Тамара заглянула мужу в глаза, на ее лице появилась теплая улыбка.

Когда она в последний раз так улыбалась?

Роман поцеловал жену в щеку.

– Выкинь, – повторила Тамара, отстранилась и ушла прочь.

К восьми Роман управился: загнал дряхлую корову во двор, парочку полудохлых кур – в сарай. Поколол дрова. Осень дышала в затылок, еще неделя, и цветастая девка придет. И не одна, а об руку с холодом.

Иконы Роман так и оставил в сарае. Взял с собой только маленький, отпечатанный на плотном картоне образок Николая Чудотворца.
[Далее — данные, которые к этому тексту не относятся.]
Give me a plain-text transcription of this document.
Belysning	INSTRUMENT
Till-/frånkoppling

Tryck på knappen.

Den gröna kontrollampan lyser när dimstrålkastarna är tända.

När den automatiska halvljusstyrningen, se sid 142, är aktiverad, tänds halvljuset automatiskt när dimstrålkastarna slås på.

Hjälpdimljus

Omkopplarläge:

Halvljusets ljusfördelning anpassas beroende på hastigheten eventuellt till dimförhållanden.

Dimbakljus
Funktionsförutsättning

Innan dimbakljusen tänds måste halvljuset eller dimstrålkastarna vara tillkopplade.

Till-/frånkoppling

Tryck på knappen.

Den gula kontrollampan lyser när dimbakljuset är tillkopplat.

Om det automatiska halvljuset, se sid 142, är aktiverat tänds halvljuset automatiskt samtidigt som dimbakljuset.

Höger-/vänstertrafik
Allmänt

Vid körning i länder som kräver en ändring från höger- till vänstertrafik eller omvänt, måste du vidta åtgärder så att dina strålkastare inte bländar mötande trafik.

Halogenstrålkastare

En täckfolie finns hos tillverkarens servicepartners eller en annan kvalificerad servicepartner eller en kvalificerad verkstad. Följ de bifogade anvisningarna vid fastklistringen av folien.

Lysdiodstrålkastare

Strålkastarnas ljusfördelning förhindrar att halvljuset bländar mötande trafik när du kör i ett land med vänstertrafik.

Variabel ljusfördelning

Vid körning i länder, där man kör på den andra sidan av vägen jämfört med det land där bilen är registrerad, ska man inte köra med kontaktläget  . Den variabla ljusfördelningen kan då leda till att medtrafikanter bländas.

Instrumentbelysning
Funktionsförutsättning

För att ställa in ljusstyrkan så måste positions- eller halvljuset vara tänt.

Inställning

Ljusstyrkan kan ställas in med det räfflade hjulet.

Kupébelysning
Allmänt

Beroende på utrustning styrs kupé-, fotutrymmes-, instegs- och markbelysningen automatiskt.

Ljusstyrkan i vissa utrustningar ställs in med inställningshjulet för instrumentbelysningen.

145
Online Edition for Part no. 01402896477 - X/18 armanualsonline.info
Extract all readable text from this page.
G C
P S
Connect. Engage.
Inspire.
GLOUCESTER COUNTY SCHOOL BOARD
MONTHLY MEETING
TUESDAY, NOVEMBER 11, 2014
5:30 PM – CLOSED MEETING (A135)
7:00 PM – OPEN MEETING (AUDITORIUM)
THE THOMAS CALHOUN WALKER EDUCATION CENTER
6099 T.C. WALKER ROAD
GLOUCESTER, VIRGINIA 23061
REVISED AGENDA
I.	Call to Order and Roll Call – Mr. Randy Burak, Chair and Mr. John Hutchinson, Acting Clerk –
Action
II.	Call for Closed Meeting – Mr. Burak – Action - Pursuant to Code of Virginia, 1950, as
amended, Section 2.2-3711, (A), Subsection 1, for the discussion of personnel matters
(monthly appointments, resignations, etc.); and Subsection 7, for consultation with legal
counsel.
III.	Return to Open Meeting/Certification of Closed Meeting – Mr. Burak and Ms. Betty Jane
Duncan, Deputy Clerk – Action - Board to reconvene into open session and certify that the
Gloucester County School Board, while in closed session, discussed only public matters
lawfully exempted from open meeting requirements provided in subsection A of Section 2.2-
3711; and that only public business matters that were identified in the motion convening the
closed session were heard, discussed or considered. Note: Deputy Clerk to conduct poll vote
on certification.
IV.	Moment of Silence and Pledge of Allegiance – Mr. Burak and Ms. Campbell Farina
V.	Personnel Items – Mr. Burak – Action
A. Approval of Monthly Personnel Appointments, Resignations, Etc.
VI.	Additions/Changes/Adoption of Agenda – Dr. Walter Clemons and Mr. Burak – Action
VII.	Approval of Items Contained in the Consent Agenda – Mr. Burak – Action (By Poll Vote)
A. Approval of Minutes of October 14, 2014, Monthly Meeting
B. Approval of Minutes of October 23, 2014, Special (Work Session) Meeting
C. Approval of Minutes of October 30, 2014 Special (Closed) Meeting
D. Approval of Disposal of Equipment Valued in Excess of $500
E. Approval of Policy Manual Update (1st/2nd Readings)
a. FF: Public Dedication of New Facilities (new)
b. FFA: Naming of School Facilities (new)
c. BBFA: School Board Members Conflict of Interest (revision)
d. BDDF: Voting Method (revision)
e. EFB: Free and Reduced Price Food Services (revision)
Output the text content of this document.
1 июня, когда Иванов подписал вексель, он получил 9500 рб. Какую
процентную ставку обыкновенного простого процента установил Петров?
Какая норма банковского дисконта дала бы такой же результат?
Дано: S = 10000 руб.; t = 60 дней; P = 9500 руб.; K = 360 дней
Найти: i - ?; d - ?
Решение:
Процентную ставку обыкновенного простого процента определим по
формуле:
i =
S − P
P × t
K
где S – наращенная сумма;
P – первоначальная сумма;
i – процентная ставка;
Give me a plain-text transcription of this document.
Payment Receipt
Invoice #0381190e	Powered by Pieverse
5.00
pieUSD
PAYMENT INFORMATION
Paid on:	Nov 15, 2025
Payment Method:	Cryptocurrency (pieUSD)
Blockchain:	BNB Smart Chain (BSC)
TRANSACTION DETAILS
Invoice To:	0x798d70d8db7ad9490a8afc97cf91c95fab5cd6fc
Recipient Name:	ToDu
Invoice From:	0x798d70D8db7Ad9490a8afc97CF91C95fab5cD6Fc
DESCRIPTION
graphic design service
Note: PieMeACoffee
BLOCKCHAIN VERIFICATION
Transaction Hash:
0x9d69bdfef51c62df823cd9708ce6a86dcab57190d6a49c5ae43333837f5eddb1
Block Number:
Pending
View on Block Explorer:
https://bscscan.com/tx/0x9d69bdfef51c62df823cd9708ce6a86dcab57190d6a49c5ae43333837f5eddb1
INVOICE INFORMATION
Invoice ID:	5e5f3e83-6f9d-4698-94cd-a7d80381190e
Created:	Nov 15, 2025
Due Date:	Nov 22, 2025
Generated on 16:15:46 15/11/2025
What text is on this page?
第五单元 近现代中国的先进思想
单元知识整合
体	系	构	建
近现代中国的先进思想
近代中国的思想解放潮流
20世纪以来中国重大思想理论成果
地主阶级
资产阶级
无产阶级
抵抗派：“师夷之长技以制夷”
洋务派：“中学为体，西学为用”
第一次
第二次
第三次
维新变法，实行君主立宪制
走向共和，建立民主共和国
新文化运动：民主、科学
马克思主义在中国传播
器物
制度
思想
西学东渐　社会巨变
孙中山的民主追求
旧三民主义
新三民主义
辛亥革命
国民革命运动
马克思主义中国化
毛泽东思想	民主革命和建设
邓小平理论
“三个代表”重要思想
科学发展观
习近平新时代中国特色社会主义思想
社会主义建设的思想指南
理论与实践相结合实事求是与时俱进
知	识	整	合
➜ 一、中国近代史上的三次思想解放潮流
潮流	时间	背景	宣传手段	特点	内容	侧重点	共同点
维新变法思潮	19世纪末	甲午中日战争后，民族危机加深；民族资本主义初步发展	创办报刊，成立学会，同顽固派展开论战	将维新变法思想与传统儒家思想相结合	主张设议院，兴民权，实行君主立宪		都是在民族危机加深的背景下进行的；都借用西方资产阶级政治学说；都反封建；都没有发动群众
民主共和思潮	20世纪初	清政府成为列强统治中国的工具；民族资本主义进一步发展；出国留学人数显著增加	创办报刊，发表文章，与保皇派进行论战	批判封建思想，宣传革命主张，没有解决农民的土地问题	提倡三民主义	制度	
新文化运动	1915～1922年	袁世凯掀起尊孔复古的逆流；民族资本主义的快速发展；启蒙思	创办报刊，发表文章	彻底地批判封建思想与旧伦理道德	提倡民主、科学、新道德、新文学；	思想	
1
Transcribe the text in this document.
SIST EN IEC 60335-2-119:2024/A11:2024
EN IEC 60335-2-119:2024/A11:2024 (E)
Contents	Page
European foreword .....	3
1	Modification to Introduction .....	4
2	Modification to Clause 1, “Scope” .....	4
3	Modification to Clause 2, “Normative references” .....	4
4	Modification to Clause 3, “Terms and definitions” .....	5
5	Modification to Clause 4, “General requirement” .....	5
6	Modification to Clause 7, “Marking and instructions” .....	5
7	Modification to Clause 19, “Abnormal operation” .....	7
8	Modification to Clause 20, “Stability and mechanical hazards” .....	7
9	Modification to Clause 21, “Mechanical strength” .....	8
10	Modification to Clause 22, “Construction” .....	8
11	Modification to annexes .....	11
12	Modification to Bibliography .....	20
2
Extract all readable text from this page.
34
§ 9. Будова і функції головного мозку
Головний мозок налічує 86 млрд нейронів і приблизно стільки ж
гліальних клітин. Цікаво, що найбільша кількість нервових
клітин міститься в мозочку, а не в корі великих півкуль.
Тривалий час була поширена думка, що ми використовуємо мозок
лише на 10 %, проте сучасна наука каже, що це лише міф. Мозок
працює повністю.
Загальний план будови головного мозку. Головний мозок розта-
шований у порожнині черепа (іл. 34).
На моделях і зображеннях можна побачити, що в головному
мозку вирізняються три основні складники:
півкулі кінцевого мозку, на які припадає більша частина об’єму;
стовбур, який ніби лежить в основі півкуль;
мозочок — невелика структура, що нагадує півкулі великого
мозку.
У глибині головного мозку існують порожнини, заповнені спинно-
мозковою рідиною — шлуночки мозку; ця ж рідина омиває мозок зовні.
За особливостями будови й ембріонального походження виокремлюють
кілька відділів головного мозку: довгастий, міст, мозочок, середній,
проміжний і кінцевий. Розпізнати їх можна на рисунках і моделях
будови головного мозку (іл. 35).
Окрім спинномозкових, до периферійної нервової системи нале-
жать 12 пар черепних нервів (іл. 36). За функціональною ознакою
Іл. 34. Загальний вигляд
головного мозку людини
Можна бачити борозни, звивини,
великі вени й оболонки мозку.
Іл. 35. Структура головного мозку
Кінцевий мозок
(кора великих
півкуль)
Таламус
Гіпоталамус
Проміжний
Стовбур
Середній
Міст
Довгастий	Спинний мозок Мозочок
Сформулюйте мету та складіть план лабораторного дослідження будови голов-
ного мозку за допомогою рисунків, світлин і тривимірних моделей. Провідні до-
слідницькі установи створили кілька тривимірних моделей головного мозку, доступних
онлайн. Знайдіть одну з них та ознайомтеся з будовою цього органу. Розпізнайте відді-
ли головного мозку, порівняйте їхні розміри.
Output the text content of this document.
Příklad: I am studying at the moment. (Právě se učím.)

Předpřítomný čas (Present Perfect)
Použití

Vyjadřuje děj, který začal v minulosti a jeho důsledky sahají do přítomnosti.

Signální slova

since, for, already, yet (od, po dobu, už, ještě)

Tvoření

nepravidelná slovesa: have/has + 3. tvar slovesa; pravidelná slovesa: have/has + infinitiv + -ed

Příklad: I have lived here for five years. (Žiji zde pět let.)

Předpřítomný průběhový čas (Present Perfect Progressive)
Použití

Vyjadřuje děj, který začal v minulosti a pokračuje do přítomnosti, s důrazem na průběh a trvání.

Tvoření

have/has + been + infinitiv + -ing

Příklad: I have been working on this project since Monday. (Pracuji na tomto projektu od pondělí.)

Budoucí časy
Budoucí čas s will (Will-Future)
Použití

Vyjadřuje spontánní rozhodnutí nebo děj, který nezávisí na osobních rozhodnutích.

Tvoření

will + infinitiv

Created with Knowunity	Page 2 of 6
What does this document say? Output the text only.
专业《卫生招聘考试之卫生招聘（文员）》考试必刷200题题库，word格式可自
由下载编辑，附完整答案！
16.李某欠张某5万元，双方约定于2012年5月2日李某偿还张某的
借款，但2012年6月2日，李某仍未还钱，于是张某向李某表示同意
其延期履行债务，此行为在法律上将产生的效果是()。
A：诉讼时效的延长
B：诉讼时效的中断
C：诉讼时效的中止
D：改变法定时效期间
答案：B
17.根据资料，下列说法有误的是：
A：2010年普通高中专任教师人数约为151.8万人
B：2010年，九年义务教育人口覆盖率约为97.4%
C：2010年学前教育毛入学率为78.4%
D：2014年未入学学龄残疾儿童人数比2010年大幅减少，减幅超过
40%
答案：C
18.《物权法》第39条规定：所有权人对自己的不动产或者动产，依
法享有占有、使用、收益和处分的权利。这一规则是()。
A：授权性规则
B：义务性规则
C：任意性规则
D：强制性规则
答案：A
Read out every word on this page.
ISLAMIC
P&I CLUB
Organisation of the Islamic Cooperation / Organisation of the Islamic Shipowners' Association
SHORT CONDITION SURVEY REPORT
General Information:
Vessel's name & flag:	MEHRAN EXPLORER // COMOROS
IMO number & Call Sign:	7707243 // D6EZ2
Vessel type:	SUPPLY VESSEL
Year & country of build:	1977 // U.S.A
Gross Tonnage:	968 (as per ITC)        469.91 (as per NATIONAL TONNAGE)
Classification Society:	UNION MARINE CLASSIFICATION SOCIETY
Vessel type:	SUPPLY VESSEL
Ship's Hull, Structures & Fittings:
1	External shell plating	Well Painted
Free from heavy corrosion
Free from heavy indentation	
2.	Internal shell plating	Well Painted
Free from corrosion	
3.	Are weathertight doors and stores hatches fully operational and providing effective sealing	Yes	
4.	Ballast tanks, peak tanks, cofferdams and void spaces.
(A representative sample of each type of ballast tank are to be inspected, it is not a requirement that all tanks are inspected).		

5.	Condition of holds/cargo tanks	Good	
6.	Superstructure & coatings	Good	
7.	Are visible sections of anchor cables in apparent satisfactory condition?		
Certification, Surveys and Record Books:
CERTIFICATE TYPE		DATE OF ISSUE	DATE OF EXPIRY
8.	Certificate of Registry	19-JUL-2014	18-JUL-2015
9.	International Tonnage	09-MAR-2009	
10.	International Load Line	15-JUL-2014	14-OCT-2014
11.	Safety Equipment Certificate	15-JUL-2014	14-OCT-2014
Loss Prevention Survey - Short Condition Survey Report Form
Мало ли.

После работы старик сел на крыльцо и засмолил.

На небе загорелись звезды. Вечер пожаловал с неприятной моросью, еще одной предвестницей осени.

Роман покосился на погреб. Чувствовал, что оно смотрит. Зорька не интересовала гостя. Может, на корове мяса совсем мало, вот и не нападает?

Старик затушил сигарету и подошел к погребу.

Оно шевелилось там, в плотной темноте.

– Что ты?

Ответа нет. По спине пробежали мурашки. То ли от холода, то ли от страха. Роман и сам не понял. Сплюнул и ушел в дом.

Тома смотрела телевизор, тот ловил плохо, по экрану скользила белая рябь. Крути, не крути антенну – все одно.

Роман присел рядом с женой.

– Хорошо, что Марьяна нас нашла? Ей так одиноко в лесу жилось. Доченька моя… – сказала Тома.

– Да, – Роман отвел взгляд.

Старуха положила голову мужу на плечо.

– Ты боишься еще… Она плохого не хочет.

Роман промолчал.

– Не бойся… Марьяна хорошая. Мы ее больше пугаем. Вот перестанет шугаться и по хозяйству помогать начнет. Не то, что эта…

Посидели, посмотрели телевизор, легли спать. Вставать рано.

Ночью Роман проснулся от того, что существо ходит по двору, скребет, шелестит чем-то. Встал, взял из кармана иконку, положил у подушки. Не то чтобы старик сильно верил в Бога и святую силу, но… Так спокойнее. Главное, чтобы Тома не заметила, обидится.

Зорька спокойная. Значит, оно зла не желает. Пусть будет тогда. Пусть. Но в дом не пущу.

Заснуть Роман так и не смог.

В начале лета Тома совсем плохая была. После визита Иры с хахалем взяла и в лес ушла. Не уследил Роман. Пока с коровой возился да кур гонял, Тома выскользнула сквозь реденький забор в поле, потом к лесу, а дальше след пропал.

Дом бирюком стоит, до деревни километров пять. Повозка осталась, да мерин еще в прошлом году издох. Пока дойдешь, мужиков соберешь, а те еще морды воротить начнут, жена точно в глубине заплутает.

И потопал Роман к деревьям, выкрикивая имя жены.

Проходил до темноты. Ни следа.

Сквозь покров ветвей пялилась луна в окружении звездной свиты. Где-то высоко верещала ночная птица.

Ничего, ночи теплые, завтра с утра до деревни, там с мужиками сподручнее будет. Может, и Ирка пойдет, всяко совесть у девки должна быть, а у ее хахаля уазик на ходу…

Старик собрался уходить, когда услышал голос. Потопал на звук. Тамара сидела у горелого пня, совсем недалеко от тропинки, оказалось. Что-то шептала себе под нос. Седые волосы ее были распущены, растрепанная одежда вся в грязи. Точно труболетка.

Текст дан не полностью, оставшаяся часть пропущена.